Issue (i): Whether execution of a decree made by the company court required leave under section 171 of the Indian Companies Act.
Analysis: Section 199 enabled an order of the company court to be enforced as a decree of that court, but section 171 controlled the commencement and continuation of legal proceedings against a company in winding up. The section was held to apply to execution proceedings as well, and it made no distinction between an order originating in the company court and one made elsewhere. Leave of the company court was therefore necessary before execution could be launched in another court.
Conclusion: Execution without leave was incompetent and the attachment made in the execution proceedings was void.
Issue (ii): Whether rent accruing after the winding up order while the official liquidator remained in occupation was payable only pro rata as an ordinary debt or in full.
Analysis: Under sections 228 and 229, debts are generally valued as at the date of the winding up order and paid pro rata. Rule 97, however, preserved the landlord's right to claim rent for the period of occupation by the company or the official liquidator after winding up. The proviso was treated as creating a right to full payment for post-winding-up rent so long as the premises remained in occupation of the official liquidator.
Conclusion: The post-winding-up rent was payable in full and not merely rateably with pre-winding-up creditors.
Issue (iii): Whether such rent ranked as costs of winding up.
Analysis: Since the rent accruing during the official liquidator's occupation was protected by the proviso to Rule 97 and stood outside the ordinary pool of pre-winding-up debts, it was treated on the same footing as liabilities incident to the winding up and was payable in priority.

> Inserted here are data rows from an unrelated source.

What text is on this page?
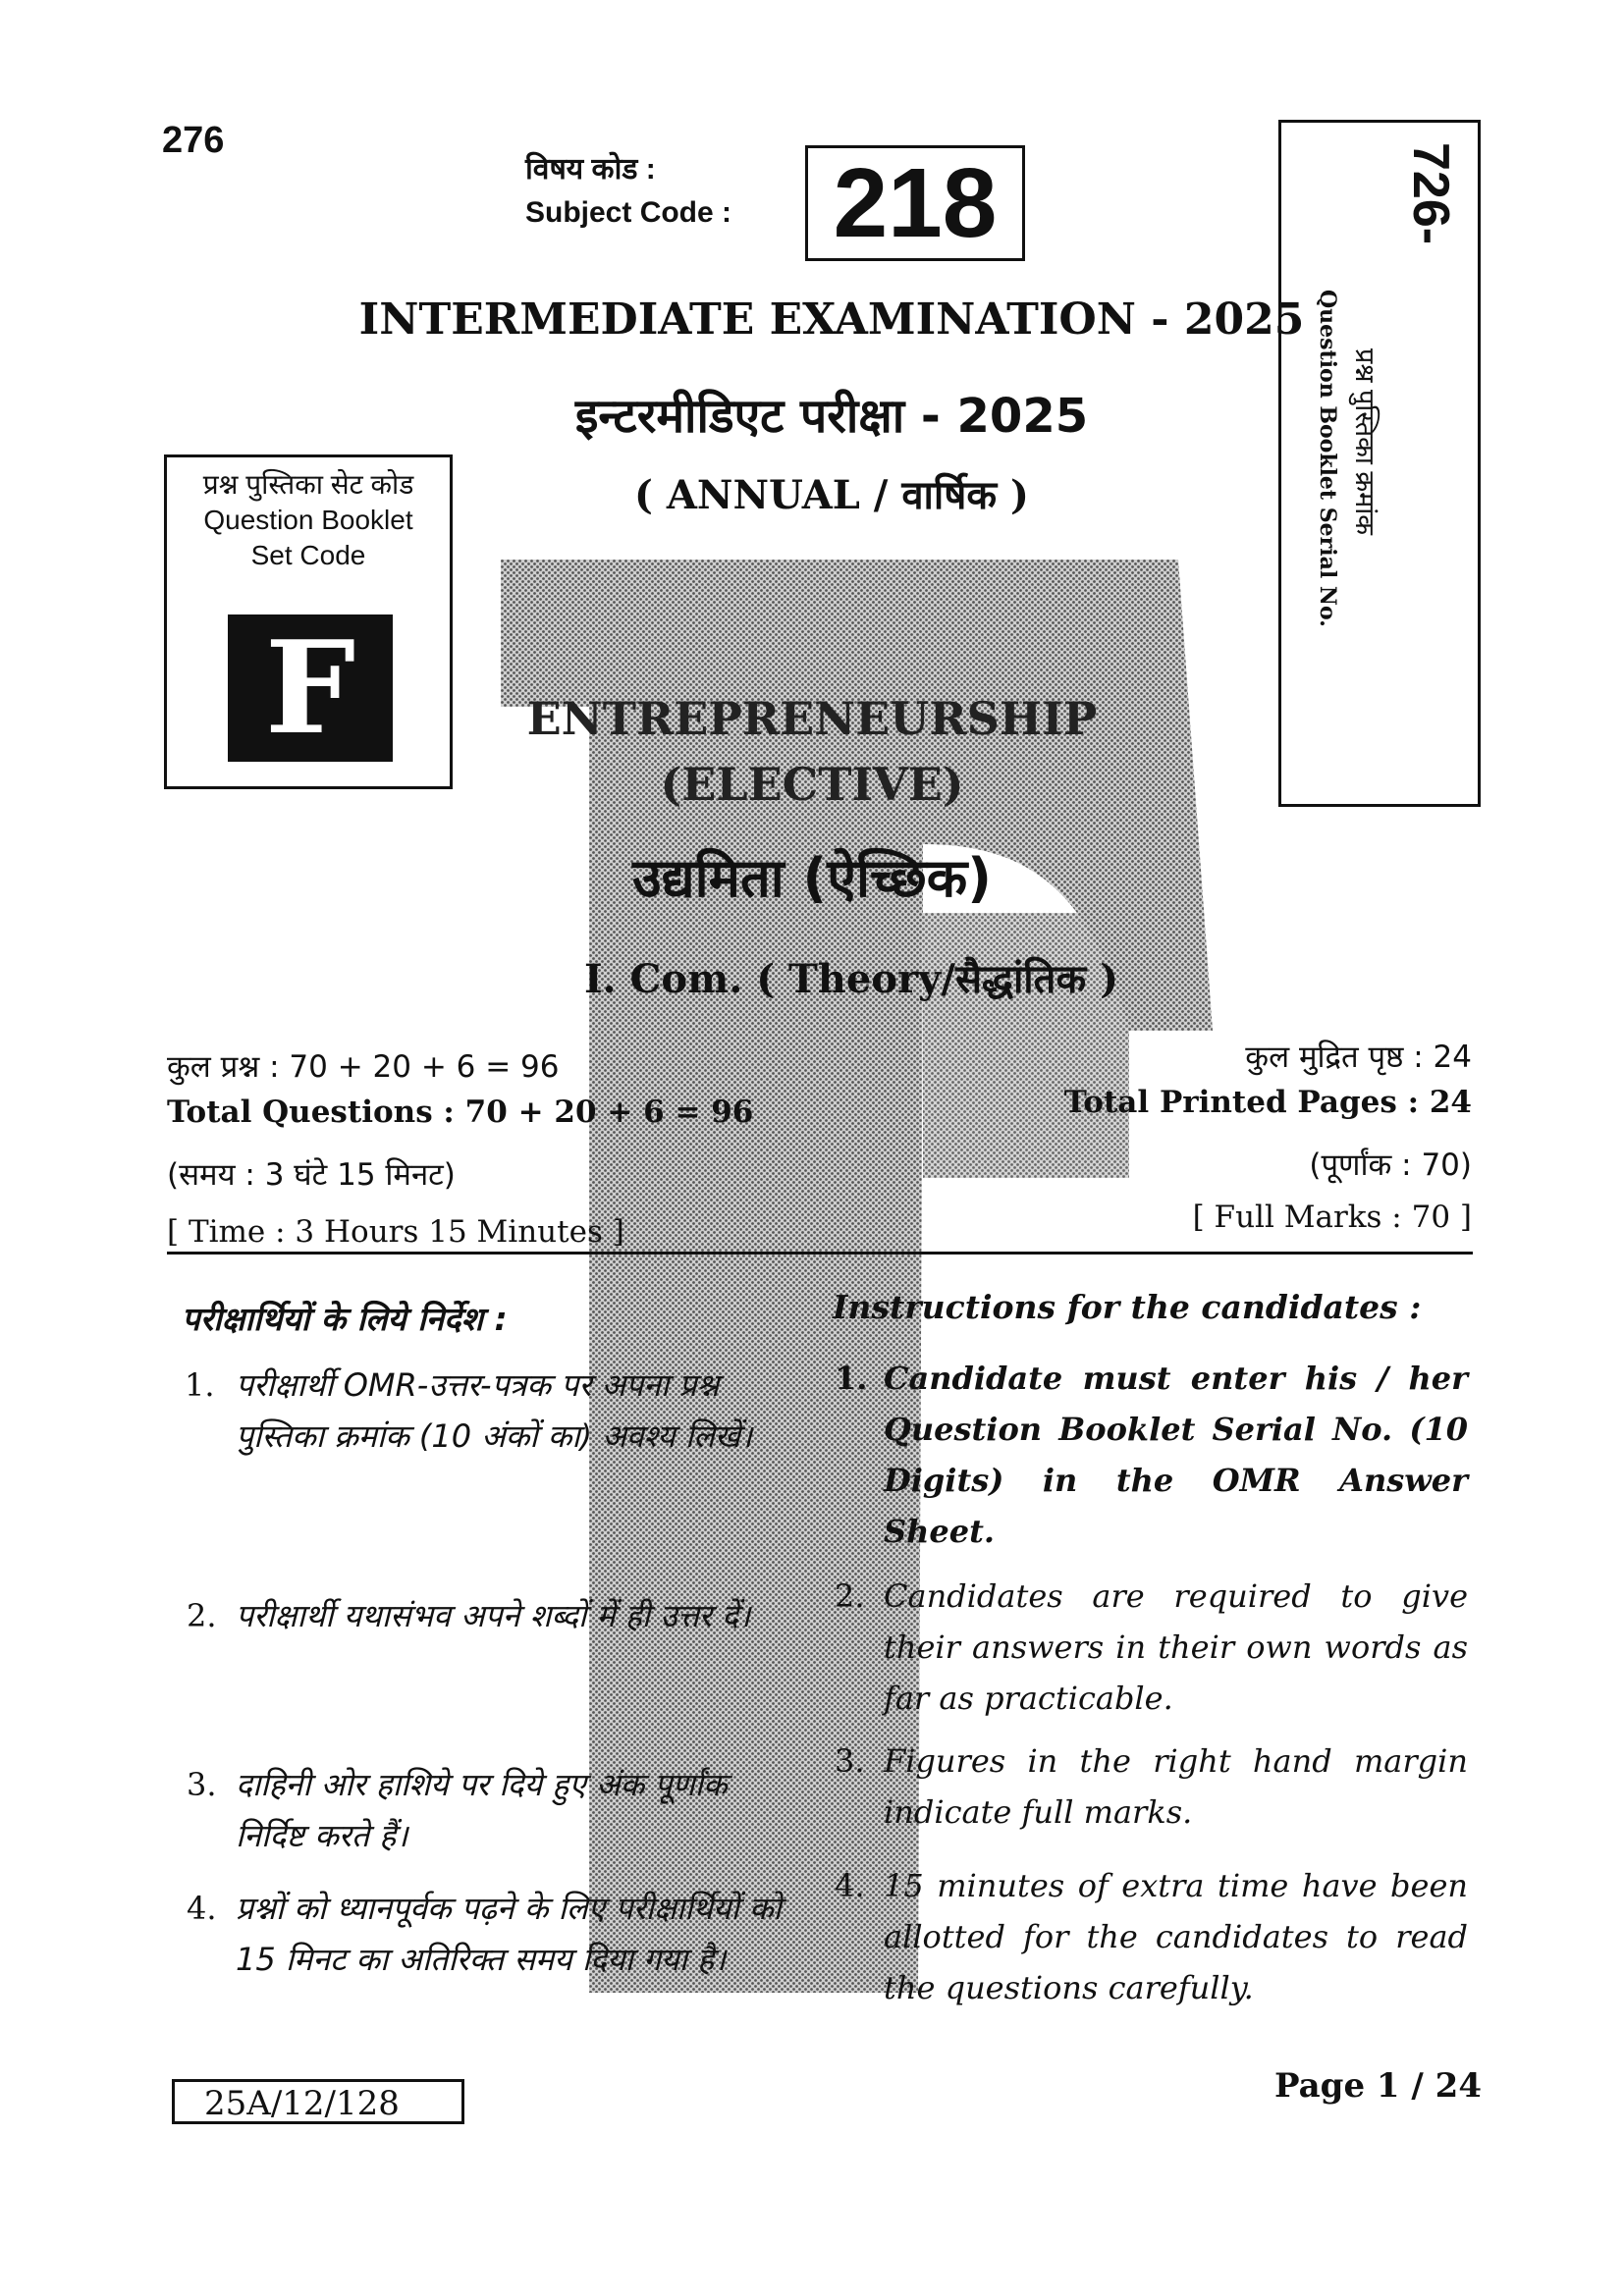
276
विषय कोड :
Subject Code : 218	726-
प्रश्न पुस्तिका क्रमांक
Question Booklet Serial No.
INTERMEDIATE EXAMINATION - 2025
इन्टरमीडिएट परीक्षा - 2025
( ANNUAL / वार्षिक )
प्रश्न पुस्तिका सेट कोड
Question Booklet
Set Code
F	ENTREPRENEURSHIP
(ELECTIVE)
उद्यमिता (ऐच्छिक)
I. Com. ( Theory/सैद्धांतिक )
कुल प्रश्न : 70 + 20 + 6 = 96
Total Questions : 70 + 20 + 6 = 96
(समय : 3 घंटे 15 मिनट)
[ Time : 3 Hours 15 Minutes ]
कुल मुद्रित पृष्ठ : 24
Total Printed Pages : 24
(पूर्णांक : 70)
[ Full Marks : 70 ]
परीक्षार्थियों के लिये निर्देश :	Instructions for the candidates :
1. परीक्षार्थी OMR-उत्तर-पत्रक पर अपना प्रश्न पुस्तिका क्रमांक (10 अंकों का) अवश्य लिखें।
2. परीक्षार्थी यथासंभव अपने शब्दों में ही उत्तर दें।
3. दाहिनी ओर हाशिये पर दिये हुए अंक पूर्णांक निर्दिष्ट करते हैं।
4. प्रश्नों को ध्यानपूर्वक पढ़ने के लिए परीक्षार्थियों को 15 मिनट का अतिरिक्त समय दिया गया है।
1. Candidate must enter his / her Question Booklet Serial No. (10 Digits) in the OMR Answer Sheet.
2. Candidates are required to give their answers in their own words as far as practicable.
3. Figures in the right hand margin indicate full marks.
4. 15 minutes of extra time have been allotted for the candidates to read the questions carefully.
25A/12/128	Page 1 / 24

Conclusion: The rent could be claimed in full on the footing of costs of winding up under section 230(3) of the Indian Companies Act.
Final Conclusion: The appeal succeeded to the extent that the appellant was entitled to full payment of arrears of rent accruing from 1 October 1949 until termination of the tenancy, while the rest of the order remained undisturbed.
Ratio Decidendi: In winding up, execution against the company requires leave of the company court, and rent accruing during the official liquidator's occupation of demised premises is payable in full rather than rateably as an ordinary winding-up debt.